Я издаю смешок и качаю головой.
— Конечно нет. Я принимаю противозачаточные.
— Был незащищенный секс, даже при приеме противозачаточных?
Я открываю рот, чтобы сказать "нет", затем мысленно проклинаю себя.
— Да, но это было давно, и с тех пор у меня были месячные как обычно.
Он кивает, продолжая стучать по своему ноутбуку.
— Хорошо. Я все равно проведу тест, поскольку все равно буду брать кровь, но я не вижу в этом серьезного риска, если у тебя были месячные. Какие противозачаточные ты принимаешь?
— У меня имплантат, — говорю я ему, постукивая по своей руке. — Хотя, я думаю, его скоро придется менять.
— Могу я предложить поменять его? В любом случае я буду посещать тебя довольно регулярно, так что с записями проблем не будет, но я знаю множество женщин, у которых были проблемы с имплантатом, и я бы предпочел, чтобы тебе не пришлось с этим сталкиваться.
— Проблемы?
— Девяностодневный период - один из тех, о которых мне говорили, — говорит он, морщась.
— О, черт возьми, нет, — говорю я с содроганием. — Ни в коем случае. Поменяй меня местами. Пока у меня нет промежностных гоблинов, мне все равно.
Он посмеивается над моим очевидным ужасом или, может быть, над моей формулировкой, но я слишком напугана, чтобы обращать на это внимание. Это звучит как буквальный ад на земле.
— Хорошо, мы сделаем это сегодня. Давай начнем, хорошо?

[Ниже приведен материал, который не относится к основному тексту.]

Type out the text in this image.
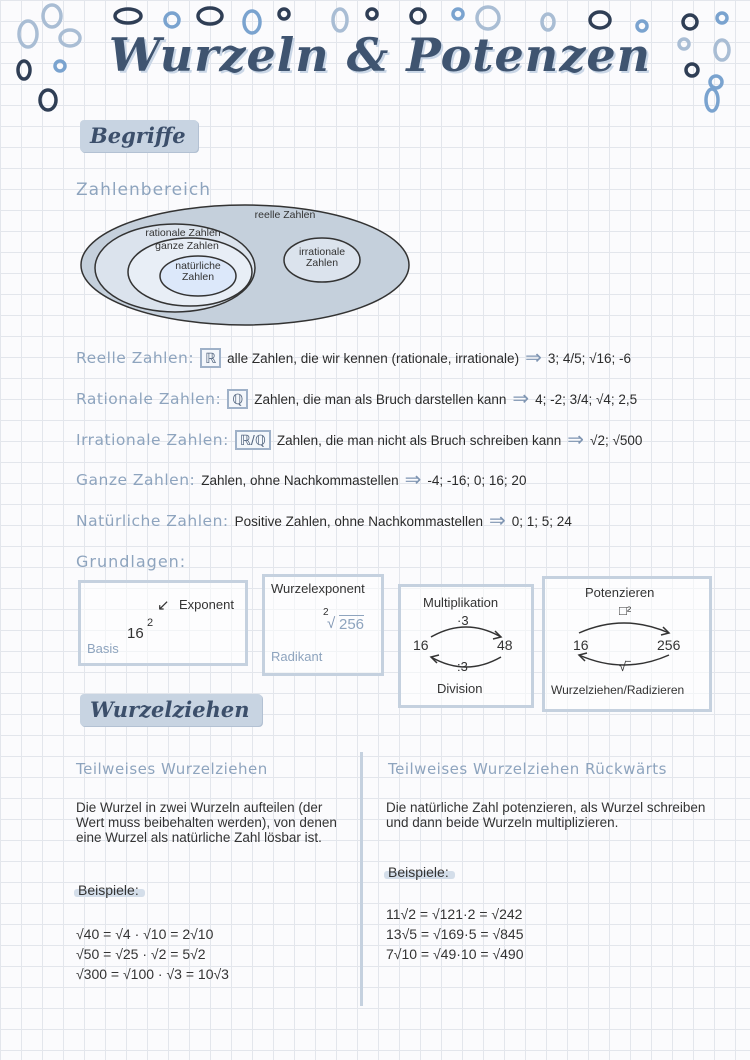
Wurzeln & Potenzen
Begriffe
Zahlenbereich
reelle Zahlen
rationale Zahlen
ganze Zahlen
natürliche
Zahlen
irrationale
Zahlen
Reelle Zahlen: ℝ alle Zahlen, die wir kennen (rationale, irrationale) ⇒ 3; 4/5; √16; -6
Rationale Zahlen: ℚ Zahlen, die man als Bruch darstellen kann ⇒ 4; -2; 3/4; √4; 2,5
Irrationale Zahlen: ℝ/ℚ Zahlen, die man nicht als Bruch schreiben kann ⇒ √2; √500
Ganze Zahlen: Zahlen, ohne Nachkommastellen ⇒ -4; -16; 0; 16; 20
Natürliche Zahlen: Positive Zahlen, ohne Nachkommastellen ⇒ 0; 1; 5; 24
Grundlagen:
16
2
↙ Exponent
Basis
Wurzelexponent
2
√ 256
Radikant
Multiplikation
·3
16	48
:3
Division
Potenzieren
□²
16	256
√‾
Wurzelziehen/Radizieren
Wurzelziehen
Teilweises Wurzelziehen
Die Wurzel in zwei Wurzeln aufteilen (der Wert muss beibehalten werden), von denen eine Wurzel als natürliche Zahl lösbar ist.
Beispiele:
√40 = √4 · √10 = 2√10
√50 = √25 · √2 = 5√2
√300 = √100 · √3 = 10√3
Teilweises Wurzelziehen Rückwärts
Die natürliche Zahl potenzieren, als Wurzel schreiben und dann beide Wurzeln multiplizieren.
Beispiele:
11√2 = √121·2 = √242
13√5 = √169·5 = √845
7√10 = √49·10 = √490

Он берет у меня кровь, удаляет имплантат, делает мне укол в задницу, который обжег сильнее, чем я ожидала, наряду с множеством других уколов. Один из них был мне в спину и причинял адскую боль. Он действительно намотал кучу многословной чуши медицинскими терминами о том, что он делал, но большая часть этого прошла мимо моей головы.
— Я поговорю с Мейером о том, чтобы отвезти тебя в больницу на сканирование, но в остальном, я думаю, ты можешь идти. Как только я получу результаты твоего анализа крови, я дам тебе знать, если мы что-нибудь обнаружим, но, по моим наблюдениям, ты, похоже, в добром здравии.
Я спрыгиваю с кровати и киваю.
— Я так и сказала.
— И, как я уже сказал, лучше перестраховаться, чем потом сожалеть.
Чувствуя себя неловко, я направляюсь к двери, открываю ее, прежде чем снова повернуться к нему.